If what she said was
true
, of course, which one doubted in a spinster of her obvious type. He wouldn’t have believed before taking up medicine the fantasies some maiden ladies
insisted
on describing to him. One had to beware of them, in fact. Still, Miss Livesey was an interesting case. Not quite run of the mill. Cut out with jagged edges, as if with pinking scissors.

Proud of his perception, he walked on, serious and dedicated, muttering to himself like an earnest professor three times his own age. He would suggest to his superior that they kept her in for a few days.

‘I wish I knew what was happening at the hospital.’ Daisy perched uncomfortably on the arm of Sam’s chair in the lounge, which still smelled of paint and wallpaper paste.

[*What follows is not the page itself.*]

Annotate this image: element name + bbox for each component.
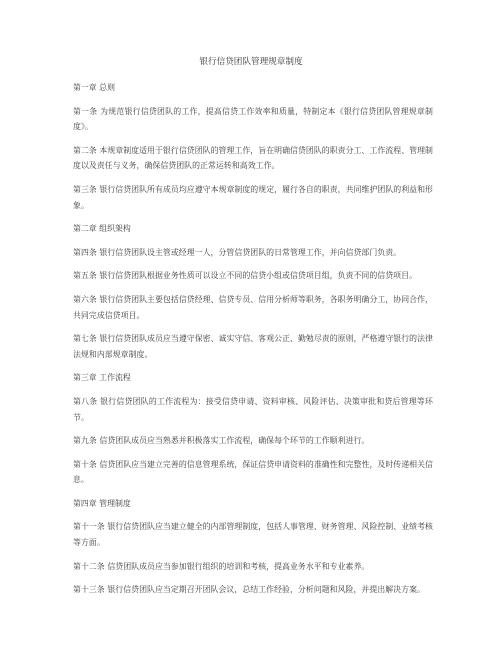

She wanted him to say that he would go there on the tram and find out for her, while she sat in with Jimmy and got on with all the thousand and one things she had to do, but he didn’t offer. He seemed to have distanced himself from what was going on all around them, as if already he was miles away leading his own life which – she had to face it – hardly touched hers at all.

‘You know what they’re like at hospitals.’ He pulled her down on to his knee. ‘I once knew a man who waited so long in Out-Patients he was completely cured when his turn came.’ He kissed the small hollow at her throat. ‘Time being the great healer, you see.’